Owner, Hurst & Crane Investments, LLC; Springfield City Councilor, age 35
Justin Hurst hasn’t exactly traveled a straight line to his current career.
First, he spent about 10 years in education, teaching English at Bridge Academy Alternative High School before moving to the Springfield High School of Science & Technology. Later, he earned his CAGS from UMass Amherst and went into administrative work, becoming the coordinator and later the director of Springfield’s Striving Readers Adolescent Literacy Initiative.
All the while, he was attending Western New England College School of Law at night, passing the bar in 2006. “But I was doing what I was passionate about,” he said. “The students were the driving force behind why I continued to teach for so long. It was a different challenge every day.”
But eventually, he found a different passion that would consume his time. He and a partner invested in a couple of houses, and that eventually became the enterprise known as Hurst & Crane Investments.

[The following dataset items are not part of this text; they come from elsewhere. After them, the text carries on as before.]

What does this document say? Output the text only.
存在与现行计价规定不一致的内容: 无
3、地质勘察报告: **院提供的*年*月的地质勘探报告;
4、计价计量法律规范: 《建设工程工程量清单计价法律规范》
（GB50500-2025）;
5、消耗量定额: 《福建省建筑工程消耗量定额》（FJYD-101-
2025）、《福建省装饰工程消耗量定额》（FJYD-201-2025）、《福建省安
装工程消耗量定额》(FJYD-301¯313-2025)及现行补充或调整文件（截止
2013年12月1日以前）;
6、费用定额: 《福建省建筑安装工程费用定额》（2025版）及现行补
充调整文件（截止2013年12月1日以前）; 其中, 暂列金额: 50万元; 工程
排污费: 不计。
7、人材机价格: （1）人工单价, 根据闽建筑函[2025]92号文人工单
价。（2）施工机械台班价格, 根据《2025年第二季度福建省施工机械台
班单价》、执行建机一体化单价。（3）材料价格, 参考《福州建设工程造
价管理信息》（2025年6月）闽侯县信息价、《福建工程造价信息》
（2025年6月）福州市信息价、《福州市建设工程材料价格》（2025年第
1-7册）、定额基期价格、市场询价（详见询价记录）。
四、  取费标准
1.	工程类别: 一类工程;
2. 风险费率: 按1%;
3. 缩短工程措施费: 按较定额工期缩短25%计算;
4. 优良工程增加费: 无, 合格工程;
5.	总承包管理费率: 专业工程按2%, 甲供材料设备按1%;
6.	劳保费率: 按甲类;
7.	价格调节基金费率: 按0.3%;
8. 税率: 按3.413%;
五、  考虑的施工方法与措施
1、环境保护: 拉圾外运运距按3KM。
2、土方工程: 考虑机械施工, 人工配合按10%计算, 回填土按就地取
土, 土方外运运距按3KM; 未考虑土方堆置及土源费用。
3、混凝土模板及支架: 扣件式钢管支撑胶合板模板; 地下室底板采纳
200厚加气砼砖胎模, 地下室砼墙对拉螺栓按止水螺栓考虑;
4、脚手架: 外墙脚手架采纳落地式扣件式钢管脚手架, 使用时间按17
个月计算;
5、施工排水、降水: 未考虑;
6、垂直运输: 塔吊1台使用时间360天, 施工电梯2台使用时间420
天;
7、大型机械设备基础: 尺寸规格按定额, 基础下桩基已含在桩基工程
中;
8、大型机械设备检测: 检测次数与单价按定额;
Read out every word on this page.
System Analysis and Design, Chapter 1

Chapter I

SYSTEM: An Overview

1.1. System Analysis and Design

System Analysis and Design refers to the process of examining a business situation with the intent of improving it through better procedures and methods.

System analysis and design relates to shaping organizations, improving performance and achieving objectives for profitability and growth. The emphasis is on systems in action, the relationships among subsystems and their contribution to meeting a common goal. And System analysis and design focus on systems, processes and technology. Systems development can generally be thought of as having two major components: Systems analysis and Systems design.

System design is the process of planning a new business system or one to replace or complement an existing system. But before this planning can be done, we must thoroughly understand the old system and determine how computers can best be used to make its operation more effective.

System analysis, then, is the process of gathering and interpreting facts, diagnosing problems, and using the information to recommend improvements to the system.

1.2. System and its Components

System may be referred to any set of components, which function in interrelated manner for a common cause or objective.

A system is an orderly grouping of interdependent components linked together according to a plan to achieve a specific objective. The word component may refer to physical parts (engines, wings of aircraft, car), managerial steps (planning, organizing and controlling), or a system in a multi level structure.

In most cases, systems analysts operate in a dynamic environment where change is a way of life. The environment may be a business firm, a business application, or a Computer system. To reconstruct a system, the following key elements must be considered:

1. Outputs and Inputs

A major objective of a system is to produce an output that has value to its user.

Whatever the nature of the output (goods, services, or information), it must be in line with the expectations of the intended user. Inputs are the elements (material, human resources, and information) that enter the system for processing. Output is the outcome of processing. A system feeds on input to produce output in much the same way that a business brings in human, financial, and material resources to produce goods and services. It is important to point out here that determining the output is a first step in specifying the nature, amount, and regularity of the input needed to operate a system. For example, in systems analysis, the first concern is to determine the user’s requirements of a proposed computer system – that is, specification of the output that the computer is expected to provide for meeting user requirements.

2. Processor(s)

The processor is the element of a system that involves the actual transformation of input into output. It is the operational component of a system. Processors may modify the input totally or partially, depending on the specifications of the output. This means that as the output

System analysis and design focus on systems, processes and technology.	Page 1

“What I love most is I that get to get dirty and use my hands,” he said. “I’m not one of those people who buys a property and hires someone to rehab it; I’m a hands-on guy, and I like to do a lot of the work myself.”
Having established deep roots in the city, Hurst eventually became interested in local politics and ran for Springfield City Council. He fell short on his first attempt, but in his second try, last fall, he was the top vote getter. “I love it,” he said. “In a classroom, you might impact 100 kids. But every single day as a city councilor, you have 150,000 residents to think about.”
Family is important to Hurst, who posed for his 40 Under Forty photo alongside his father, Frederick Hurst Sr. — publisher of the Point of View community newspaper — and his son, Justin Jr., to symbolize Springfield’s bright past, present, and future. Indeed, he and his wife, Denise, the first married couple to be named to the 40 Under Forty in the same year, are both vocal believers in their city’s future.
“I want to attract young professionals back to this city,” he said. “A lot of kids my age didn’t make it, or they made it out, but never came back. I think it’s imperative to do whatever we can to bring people back to the city.”